DEHB Enstitüsü Türkiye’nin önde gelen çocuk psikiyatristlerini bir araya getirdi
Türkiye’nin önde gelen çocuk psikiyatristleri, Dikkat Eksikliği ve Hiperaktivite Bozukluğu (DEHB) hastalığında ulaşılan noktayı ve hastalığın tedavisi konusunda gelişmeleri tartışmak üzere Janssen Türkiye tarafından desteklenen 4. DEHB Enstitüsü’nde bir araya geldiler.
Çocukluk çağında %5-7, erişkinlikte %2-4 gibi yüksek bir oranda görülen tıbbi bir hastalık olan DEHB, çocuklukta başlıyor ve sıklıkla (%60-70) erişkinliğe kadar sürüyor.1 Hamilelikte sigara kullanımının, hamilelikte ve büyüme süresince beslenmede kurşuna, ağır metallere maruz kalmanın ve diğer bazı faktörlerin ileride DEHB belirtilerinin şiddeti üzerinde belirleyici rol oynadığı biliniyor.1
DEHB’in öncelikle nörobiyolojik bir rahatsızlık olduğuna dikkat çeken Prof. Dr. Bengi Semerci, DEHB’de erken tanı ve tedavinin öneminden bahsetti ve DEHB’in %80 oranında tedavi edilebileceğini söyledi. Prof. Semerci,
“Tedaviye ne kadar erken başlanırsa çocuğun kayıpları o kadar az olur. Tedavi edilmediği takdirde DEHB, okuldan atılmadan madde bağımlılığına kadar birçok sorunu da beraberinde getirir”
dedi. Prof. Dr. Eyüp Sabri Ercan ise,
“Tedavi edilmemiş DEHB, yetişkinlikte başarı düşüklüğünün yanı sıra kazalara sebebiyet verme, erken hamilelik, sık boşanma gibi sosyal problemlere de yol açıyor. Araştırmalara göre DEHB’li yetişkinlerin %43’ü DEHB nedeni ile işlerini yitiriyorlar”
dedi.
Toplumun DEHB hakkında eğitilmesi çok önemli
Prof. Dr. Yankı Yazgan, DEHB’nin tek başına devam eden bir hastalık olmadığını, ilerleyen dönemlerde tedavi edilmez ise ek psikiyatrik bozukluklarla birlikte görülme sıklığının artabileceğini belirtti.
“Gerek hekimlerin, gerekse aileler ve eğitimcilerin hastalık hakkında bilinçlendirilmesi şart”

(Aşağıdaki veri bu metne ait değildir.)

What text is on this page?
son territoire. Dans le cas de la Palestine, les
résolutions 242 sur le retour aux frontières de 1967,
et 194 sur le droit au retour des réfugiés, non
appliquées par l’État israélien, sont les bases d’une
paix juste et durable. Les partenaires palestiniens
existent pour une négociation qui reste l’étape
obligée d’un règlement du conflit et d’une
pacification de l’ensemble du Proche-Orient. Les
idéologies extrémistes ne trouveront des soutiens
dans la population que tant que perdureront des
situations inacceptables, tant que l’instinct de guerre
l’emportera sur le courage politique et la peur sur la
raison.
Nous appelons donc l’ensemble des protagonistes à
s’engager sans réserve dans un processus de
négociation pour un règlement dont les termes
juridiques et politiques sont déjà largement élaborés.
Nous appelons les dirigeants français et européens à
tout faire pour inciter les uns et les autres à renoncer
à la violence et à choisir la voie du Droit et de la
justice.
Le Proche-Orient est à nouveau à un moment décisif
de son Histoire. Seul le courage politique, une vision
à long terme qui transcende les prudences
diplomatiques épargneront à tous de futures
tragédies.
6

diye konuşan Prof. Dr. Yazgan,
“DEHB erken yaşta tedavi edilmez ise DEHB belirtilerİ erişkinlikte %85 oranında devam ediyor. Kaygı bozukluğu, depresyon ve bipolar gibi psikiyatrik bozukluklar da DEHB’ye sıklıkla eşlik ediyor”
dedi.
Sosyal ve akademik başarı tedavi ile beraber geliyor
DEHB’nin doğru tedavisi ile kısa sürede çocuğun sosyal ve akademik yaşamında olumlu gelişmeler yaşandığına dikkat çeken Prof. Dr. Nahit Motavalli Mukaddes
“Hastaların tedavilerini düzenli devam ettirmemeleri DEHB tedavisinin başarısını düşürür. Başarısız ve dağınık bir çocuğun, düzenli takip edilen bir tedavi sonucu sosyal ve akademik açıdan çevresinde aranan bir bireye dönüşmesini gözlemleyebilirsiniz”
dedi.
Prof. Dr. Mukaddes,
“Elbette her yaramaz çocuğa Dikkat eksikliği ve Hiperaktivite bozukluğu teşhisi konulamaz. Ayrıca dikkat eksikliği olan her hastada hiperaktivite belirtisi de olmayabilir. DEHB tanısını koyarken ailenin yanı sıra çocuğun kendisi ve eğitimcileriyle de görüşmeler yapılmalıdır. Çocuğun çevresinin de tedavi süresince hekimle işbirliği içerisinde davranmaları sağlanmalıdır”
sözleri ile tedavinin iyi sonuç vermesi için işbirliğin önemini vurguladı.
Kaynak:
- Ercan E.S., “Erişkin Dikkat Eksikliği Hiperaktivite Bozukluğu”, Dönence Basım ve Yayın Hizmetleri, 2009, ISBN: 978-975-7054-89-4, S.16-30.